In January it was reported to the Cabinet that Maclean’s relations with others in the working class movement were under serious strain because of “his constant reference to ‘spies’ being present at public and private meetings”. In March, the Report alleged, “Maclean announced on a public platform that all the leading communists in the country, mentioning them by name and including that of Theodore Rothstein, were police spies.”

By April the state agents had concluded: “The communists have been slow to realise, what was patent to everyone else, that John Maclean is the victim of the monomania of the hidden hand’, and they are now reaping a harvest of suspicion from their loyalty to him.” The report continues with smug satisfaction:

“Maclean’s obsession is quite likely to break up the communist movement, for he has a large following in Glasgow and in season and out of season he gives vent to these denunciations” (Report on revolutionary organisations in the United Kingdom April 8 1920, CAB24/103/CP1039).

When Maclean accused Willie Gallacher at a Glasgow public meeting of being “no better than a government agent” (Daily Record December 27 1920, quoted by Pitt), Gallacher responded furiously: “We can’t have a man going round trading on his past and accusing everyone who disagrees with him of being a government agent” (The Worker January 8 1921, quoted by Pitt).

But Maclean simply repeated his charge: “I have insisted in public that you never hit the governing class but they hit you back in reply. Gallacher obviously was their instrument this time” (The Socialist January 13 1921, quoted by Pitt).

Despite comrade Pitt’s careful research, Smith and Sharpe continue to claim no knowledge of any such accusations against Gallacher and Rothstein. However, both combine their profession of ignorance with statements which imply that Maclean’s allegations against Malone were true. Smith refers to Lieutenant-Colonel Malone as an “anti-socialist Liberal MP”, even though he subsequently joined the British Socialist Party and was one of the founders of the CPGB.

Malone’s conversion to communism was certainly remarkable and clearly superficially based, for he soon left the CPGB and drifted out of politics, but his role in mobilising support for the young Russian republic should not be underestimated. There was never the slightest proof that he was a secret agent of the state during his short period as a communist. Nor did Maclean offer any.

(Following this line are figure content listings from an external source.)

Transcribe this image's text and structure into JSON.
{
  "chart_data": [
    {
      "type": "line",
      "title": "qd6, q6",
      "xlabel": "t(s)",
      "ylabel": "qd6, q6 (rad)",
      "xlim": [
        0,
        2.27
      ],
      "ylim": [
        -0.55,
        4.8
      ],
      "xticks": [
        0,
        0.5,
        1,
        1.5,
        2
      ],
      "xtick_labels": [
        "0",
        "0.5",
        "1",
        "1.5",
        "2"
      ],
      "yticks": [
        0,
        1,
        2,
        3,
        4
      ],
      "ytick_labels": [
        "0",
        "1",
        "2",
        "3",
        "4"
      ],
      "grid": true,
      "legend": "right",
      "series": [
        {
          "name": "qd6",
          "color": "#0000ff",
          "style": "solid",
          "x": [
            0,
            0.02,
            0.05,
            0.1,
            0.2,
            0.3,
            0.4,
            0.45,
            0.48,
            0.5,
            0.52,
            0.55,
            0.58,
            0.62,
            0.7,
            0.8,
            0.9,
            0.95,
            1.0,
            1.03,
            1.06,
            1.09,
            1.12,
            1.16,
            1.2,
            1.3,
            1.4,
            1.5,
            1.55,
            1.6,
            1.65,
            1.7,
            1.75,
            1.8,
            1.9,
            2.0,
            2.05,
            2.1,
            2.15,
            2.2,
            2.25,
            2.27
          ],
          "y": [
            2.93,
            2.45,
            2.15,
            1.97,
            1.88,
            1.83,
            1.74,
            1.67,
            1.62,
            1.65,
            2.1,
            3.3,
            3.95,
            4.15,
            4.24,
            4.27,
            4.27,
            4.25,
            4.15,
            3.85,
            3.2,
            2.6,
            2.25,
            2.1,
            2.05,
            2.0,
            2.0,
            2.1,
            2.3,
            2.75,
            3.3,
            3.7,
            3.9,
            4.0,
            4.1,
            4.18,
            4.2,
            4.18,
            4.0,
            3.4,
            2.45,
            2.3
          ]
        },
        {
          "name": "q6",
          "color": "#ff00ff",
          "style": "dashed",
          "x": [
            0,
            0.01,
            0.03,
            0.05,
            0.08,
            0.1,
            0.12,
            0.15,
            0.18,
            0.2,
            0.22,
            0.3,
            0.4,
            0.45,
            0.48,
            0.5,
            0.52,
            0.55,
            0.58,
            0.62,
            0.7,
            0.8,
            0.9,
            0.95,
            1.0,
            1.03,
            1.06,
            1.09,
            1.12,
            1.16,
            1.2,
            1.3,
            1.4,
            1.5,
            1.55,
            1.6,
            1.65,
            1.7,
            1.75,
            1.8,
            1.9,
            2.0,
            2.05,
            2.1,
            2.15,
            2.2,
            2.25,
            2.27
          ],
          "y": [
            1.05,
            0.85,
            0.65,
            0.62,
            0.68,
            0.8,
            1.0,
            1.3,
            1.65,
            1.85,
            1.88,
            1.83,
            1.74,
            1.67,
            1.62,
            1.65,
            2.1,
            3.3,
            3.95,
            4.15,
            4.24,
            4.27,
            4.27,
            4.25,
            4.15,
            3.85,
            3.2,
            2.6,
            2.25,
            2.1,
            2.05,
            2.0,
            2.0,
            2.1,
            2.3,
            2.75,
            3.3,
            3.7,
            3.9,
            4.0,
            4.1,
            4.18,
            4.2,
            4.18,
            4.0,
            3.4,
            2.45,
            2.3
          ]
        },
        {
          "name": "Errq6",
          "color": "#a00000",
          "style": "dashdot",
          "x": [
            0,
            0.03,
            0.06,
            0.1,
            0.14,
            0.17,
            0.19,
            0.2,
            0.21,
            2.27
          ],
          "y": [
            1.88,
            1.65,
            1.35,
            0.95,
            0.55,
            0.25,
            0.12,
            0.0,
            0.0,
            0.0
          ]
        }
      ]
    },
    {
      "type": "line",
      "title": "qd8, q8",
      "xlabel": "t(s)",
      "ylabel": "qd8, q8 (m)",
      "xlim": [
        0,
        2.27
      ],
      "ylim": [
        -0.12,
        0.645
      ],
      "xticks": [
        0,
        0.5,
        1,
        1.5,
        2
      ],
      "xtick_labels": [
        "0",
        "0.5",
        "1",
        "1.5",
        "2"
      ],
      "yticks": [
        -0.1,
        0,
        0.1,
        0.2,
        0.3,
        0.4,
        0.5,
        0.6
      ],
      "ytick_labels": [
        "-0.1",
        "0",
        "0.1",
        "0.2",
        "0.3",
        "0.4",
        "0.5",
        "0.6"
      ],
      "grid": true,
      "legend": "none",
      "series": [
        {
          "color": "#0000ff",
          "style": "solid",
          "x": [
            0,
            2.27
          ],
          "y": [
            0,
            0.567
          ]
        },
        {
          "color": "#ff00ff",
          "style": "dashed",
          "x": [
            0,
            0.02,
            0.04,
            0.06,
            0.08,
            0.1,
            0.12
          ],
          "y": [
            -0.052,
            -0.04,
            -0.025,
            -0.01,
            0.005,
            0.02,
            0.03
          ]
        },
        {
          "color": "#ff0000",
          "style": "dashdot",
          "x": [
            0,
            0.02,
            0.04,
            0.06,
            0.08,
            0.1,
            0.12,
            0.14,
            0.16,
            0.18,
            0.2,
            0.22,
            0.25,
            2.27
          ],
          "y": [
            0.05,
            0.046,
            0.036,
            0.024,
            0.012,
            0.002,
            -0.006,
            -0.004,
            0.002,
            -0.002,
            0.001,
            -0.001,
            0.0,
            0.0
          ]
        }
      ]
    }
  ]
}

Maclean’s Open letter to Lenin’ makes clear allegations against the newly formed CPGB as a whole. He writes that the posing of Labour leaders such as MacDonald and Snowden as friends of Russia would not deceive Lenin. Lloyd George “must therefore make way for a Communist Party whose ‘leaders’ are controlled by him”. And of course Maclean ends with the “conscious and unconscious tools” smear.

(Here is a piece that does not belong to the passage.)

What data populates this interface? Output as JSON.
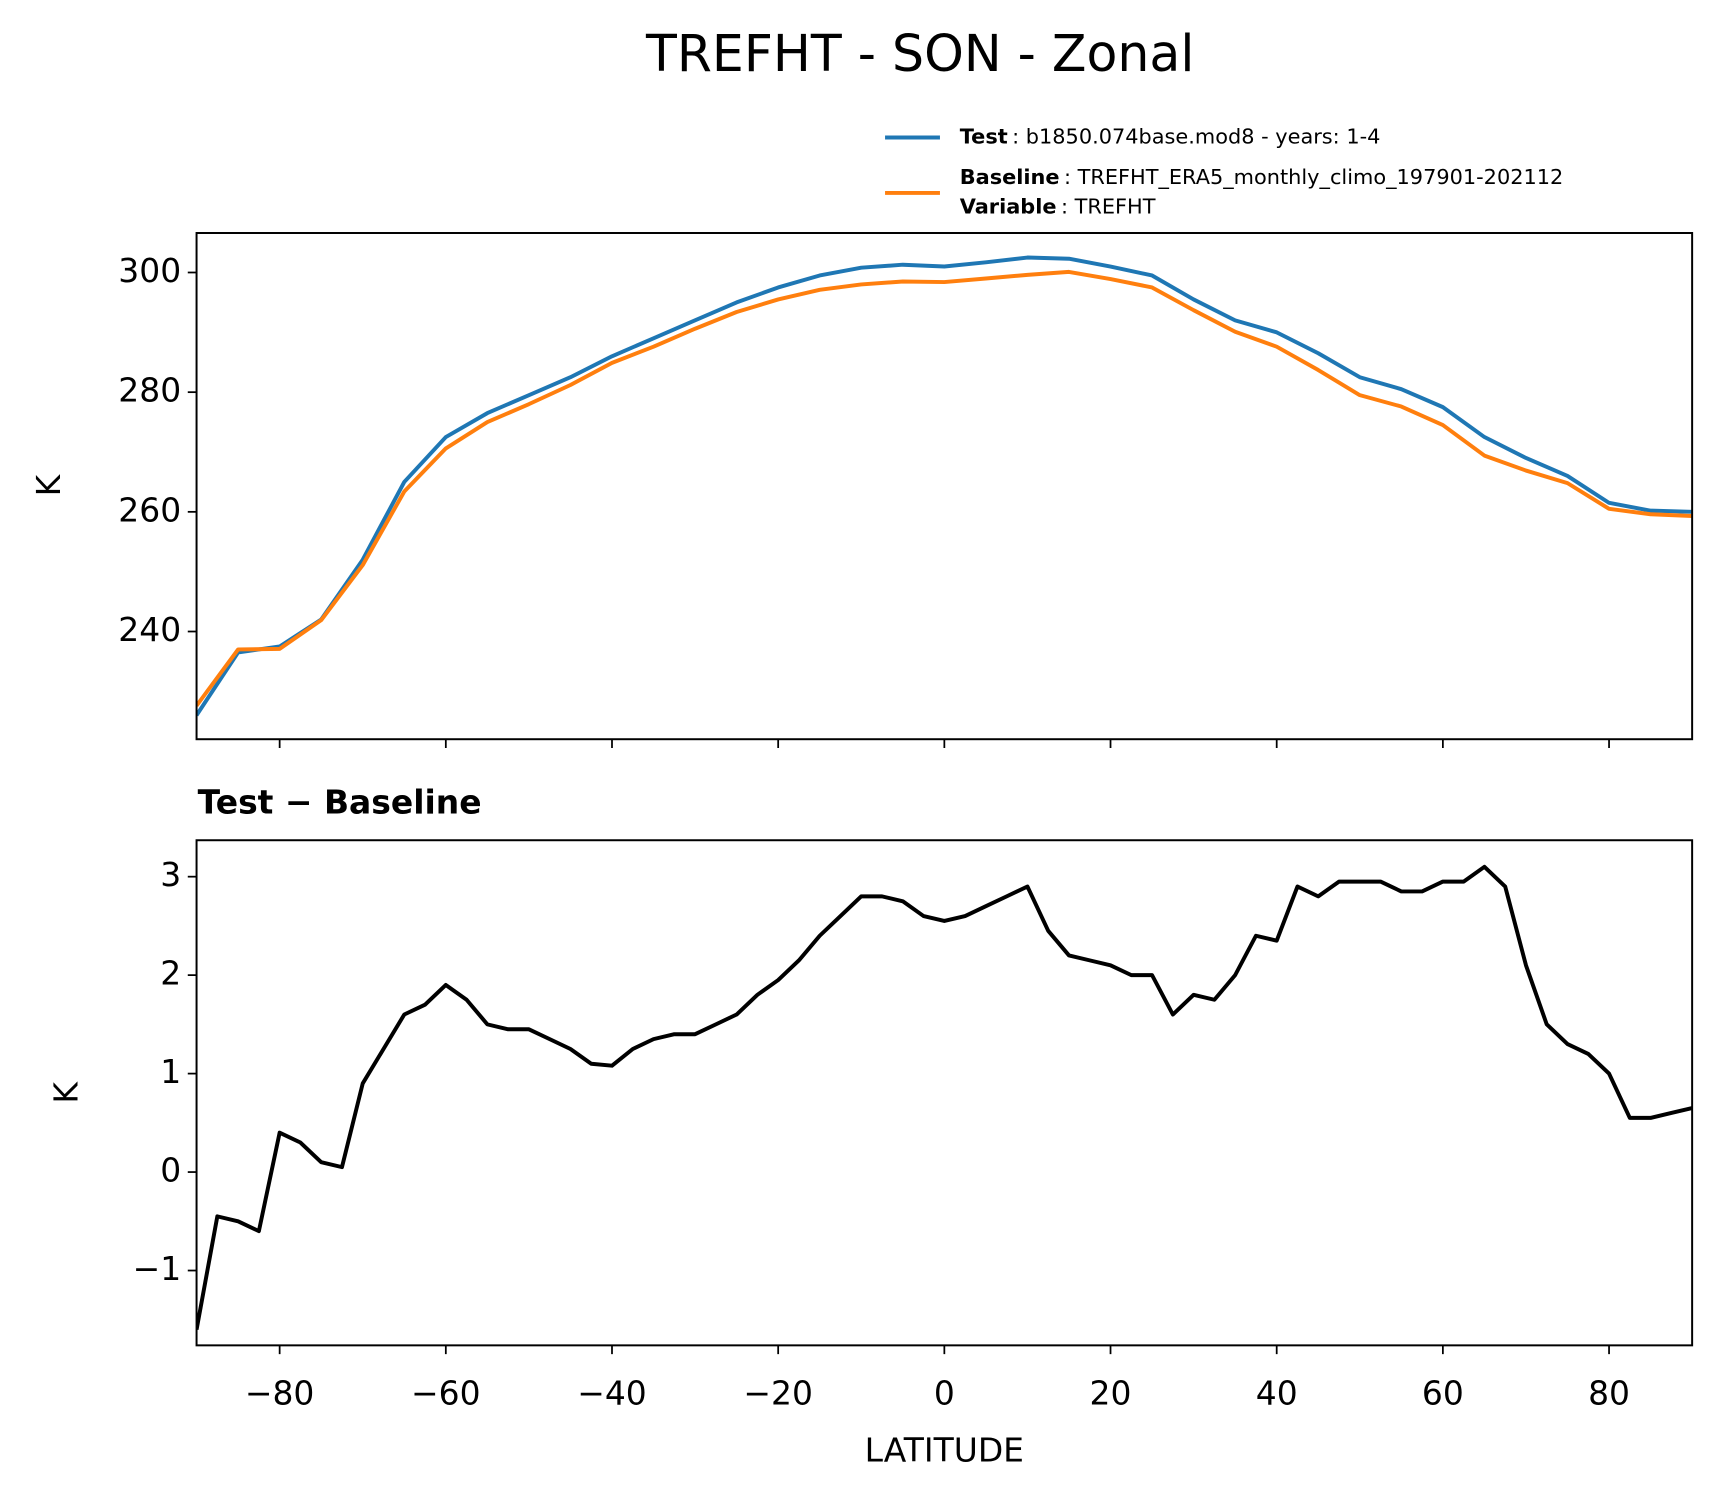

Comrade Sharpe would have us believe that Maclean was merely criticising the CPGB leaders’ opportunism - and then goes on to repeat the smear himself: “Maclean was certainly not exaggerated in his remarks about the CPGB acting as tools of the Lloyd George government, given their softness towards the Labour Party ...”

So let us sum up the objections of comrades Smith and Sharpe. They appear to be saying that John Maclean’s treatment at the hands of the state left him with no lasting mental problems; but even if he was mentally disturbed that did not affect his political judgement. They say that Maclean never accused the CPGB leadership of being, collectively or individually, agents of the British state; but if he had made them the allegations were probably true.

Our differences with the comrades are not primarily about John Maclean and the founding of the CPGB. Our main differences concern the need for a Communist Party today. Is it correct to stand and watch from the sidelines while others attempt to build what is necessary? Is it enough to point out their shortcomings, or should those who claim to know better attempt to shape a real movement themselves? Should disagreement over tactics and strategy keep us apart, or should communists agree to organise as a unity and test them out in practice?

And should professed revolutionaries hurl false accusations in an attempt to cover up their own refusal to join such a project?